Safety indicators are mixed and should be evaluated carefully. The neighborhood’s overall crime positioning ranks 323 out of 527 Austin metro neighborhoods (below the metro median), and national comparisons place it below average for safety (34th percentile). That said, recent trends are improving: both violent and property offense rates have declined year over year, which may reflect stabilizing conditions and provide a constructive backdrop for professional on-site management.

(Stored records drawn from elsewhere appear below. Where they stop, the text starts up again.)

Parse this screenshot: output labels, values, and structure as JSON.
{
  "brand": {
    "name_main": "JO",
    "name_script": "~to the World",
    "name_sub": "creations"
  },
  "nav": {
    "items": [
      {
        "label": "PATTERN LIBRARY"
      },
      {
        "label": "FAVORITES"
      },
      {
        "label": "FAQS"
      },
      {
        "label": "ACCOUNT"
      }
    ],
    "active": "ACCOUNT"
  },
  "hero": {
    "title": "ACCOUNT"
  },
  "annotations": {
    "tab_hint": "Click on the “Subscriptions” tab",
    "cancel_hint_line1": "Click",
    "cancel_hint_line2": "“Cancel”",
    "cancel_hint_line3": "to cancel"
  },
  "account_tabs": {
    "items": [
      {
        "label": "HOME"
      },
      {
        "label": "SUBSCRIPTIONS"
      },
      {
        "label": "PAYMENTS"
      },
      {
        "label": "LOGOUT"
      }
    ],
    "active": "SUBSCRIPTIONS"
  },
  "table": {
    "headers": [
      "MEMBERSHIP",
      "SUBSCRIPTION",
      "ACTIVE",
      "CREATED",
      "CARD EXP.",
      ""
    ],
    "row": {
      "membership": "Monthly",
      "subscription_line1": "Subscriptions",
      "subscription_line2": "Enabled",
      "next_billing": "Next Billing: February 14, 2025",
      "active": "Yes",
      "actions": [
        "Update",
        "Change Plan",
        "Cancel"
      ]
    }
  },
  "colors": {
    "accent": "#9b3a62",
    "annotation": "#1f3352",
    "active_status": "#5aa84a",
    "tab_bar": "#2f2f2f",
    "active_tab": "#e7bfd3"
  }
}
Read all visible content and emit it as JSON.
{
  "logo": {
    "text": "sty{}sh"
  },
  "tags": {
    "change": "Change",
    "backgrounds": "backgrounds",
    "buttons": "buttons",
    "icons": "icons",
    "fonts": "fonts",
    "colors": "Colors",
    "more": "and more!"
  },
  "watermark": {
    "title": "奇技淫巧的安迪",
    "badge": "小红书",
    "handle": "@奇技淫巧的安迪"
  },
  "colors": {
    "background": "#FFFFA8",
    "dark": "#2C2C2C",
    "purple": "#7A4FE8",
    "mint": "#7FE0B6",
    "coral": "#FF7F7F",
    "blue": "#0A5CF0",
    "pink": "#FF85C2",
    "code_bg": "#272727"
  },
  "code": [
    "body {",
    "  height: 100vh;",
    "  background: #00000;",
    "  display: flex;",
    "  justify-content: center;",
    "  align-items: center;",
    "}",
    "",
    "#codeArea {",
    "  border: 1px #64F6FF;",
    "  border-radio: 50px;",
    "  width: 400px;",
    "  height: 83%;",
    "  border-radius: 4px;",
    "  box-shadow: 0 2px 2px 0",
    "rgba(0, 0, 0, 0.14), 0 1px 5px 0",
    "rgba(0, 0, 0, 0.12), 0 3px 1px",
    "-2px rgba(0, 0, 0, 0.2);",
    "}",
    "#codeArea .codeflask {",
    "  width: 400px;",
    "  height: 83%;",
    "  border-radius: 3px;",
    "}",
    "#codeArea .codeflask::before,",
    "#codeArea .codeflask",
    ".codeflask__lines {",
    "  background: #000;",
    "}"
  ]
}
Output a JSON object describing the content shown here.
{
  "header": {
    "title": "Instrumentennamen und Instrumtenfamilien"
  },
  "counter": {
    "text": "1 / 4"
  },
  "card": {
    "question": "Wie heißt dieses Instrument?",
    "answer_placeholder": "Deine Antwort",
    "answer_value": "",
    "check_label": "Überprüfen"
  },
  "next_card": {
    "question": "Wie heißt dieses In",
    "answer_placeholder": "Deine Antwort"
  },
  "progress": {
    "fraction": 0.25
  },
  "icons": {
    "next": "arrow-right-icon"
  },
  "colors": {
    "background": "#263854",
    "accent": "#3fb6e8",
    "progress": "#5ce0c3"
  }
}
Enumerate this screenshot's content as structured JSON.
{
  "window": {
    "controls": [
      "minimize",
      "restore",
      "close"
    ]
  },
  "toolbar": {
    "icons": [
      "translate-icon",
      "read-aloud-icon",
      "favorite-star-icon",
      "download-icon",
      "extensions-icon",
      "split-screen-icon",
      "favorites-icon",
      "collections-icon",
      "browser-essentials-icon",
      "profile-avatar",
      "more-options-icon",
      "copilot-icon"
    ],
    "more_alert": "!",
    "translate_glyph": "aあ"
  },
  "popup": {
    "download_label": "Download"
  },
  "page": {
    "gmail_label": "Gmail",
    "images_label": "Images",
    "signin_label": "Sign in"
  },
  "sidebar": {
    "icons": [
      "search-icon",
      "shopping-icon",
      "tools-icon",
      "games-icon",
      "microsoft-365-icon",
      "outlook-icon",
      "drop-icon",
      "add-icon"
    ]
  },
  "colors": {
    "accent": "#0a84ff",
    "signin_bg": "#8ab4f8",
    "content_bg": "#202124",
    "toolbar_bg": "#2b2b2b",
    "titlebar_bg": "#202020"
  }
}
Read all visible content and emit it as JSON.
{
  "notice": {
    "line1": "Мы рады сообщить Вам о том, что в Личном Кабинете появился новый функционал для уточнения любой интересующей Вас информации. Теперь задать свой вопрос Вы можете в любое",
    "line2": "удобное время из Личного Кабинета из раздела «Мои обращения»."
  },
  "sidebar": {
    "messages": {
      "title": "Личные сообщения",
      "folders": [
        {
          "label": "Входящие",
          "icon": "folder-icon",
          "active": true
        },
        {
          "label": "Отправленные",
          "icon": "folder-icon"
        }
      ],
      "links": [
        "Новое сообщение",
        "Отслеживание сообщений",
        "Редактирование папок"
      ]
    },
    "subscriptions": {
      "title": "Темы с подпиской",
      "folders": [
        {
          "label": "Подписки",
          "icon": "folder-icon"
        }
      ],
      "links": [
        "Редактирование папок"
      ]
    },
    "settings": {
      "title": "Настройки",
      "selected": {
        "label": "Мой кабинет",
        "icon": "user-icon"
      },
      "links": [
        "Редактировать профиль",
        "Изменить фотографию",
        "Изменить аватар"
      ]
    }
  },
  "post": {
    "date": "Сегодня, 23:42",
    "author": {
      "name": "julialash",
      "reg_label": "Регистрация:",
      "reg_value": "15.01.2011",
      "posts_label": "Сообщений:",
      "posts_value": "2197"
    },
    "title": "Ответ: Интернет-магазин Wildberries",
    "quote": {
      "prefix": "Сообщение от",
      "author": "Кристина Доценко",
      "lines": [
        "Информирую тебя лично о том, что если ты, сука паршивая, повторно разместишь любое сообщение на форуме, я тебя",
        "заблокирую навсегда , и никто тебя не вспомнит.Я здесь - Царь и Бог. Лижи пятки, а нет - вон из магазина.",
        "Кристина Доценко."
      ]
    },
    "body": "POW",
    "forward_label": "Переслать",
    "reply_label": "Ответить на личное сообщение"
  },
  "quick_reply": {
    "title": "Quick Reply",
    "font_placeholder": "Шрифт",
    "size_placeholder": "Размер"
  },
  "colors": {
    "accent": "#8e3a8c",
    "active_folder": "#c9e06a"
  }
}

For underwriting, investors may consider measures that support resident confidence—lighting, access control, and community partnerships—while tracking trend continuity rather than relying on block-level assumptions. This comparative framing helps align risk management with observed metro and national patterns.

Proximity to Major Employers

Proximity to established employers supports workforce housing demand and commute convenience for residents, including Coca-Cola, Airgas, Adobe, New York Life, and Arconic. This concentration of corporate offices helps diversify the renter base and can aid retention.

  • Coca-Cola — beverages (1.12 miles)
  • Airgas — industrial gases (1.77 miles)
  • Adobe — software (2.15 miles)
  • New York Life — insurance (5.22 miles)
  • Arconic — aluminum manufacturing (6.16 miles) — HQ
Why invest?

This 72-unit asset at 1809 W Rundberg Ln sits within a renter-heavy Austin neighborhood, where a 76% renter-occupied share indicates meaningful depth of demand. Household counts within a 3-mile radius have grown and are projected to continue rising as average household sizes trend smaller—conditions that can expand the tenant base and support leasing. According to CRE market data from WDSuite, neighborhood occupancy is below the metro median today, but rising household incomes and upward-trending rents in the surrounding area point to potential pricing power for well-operated communities.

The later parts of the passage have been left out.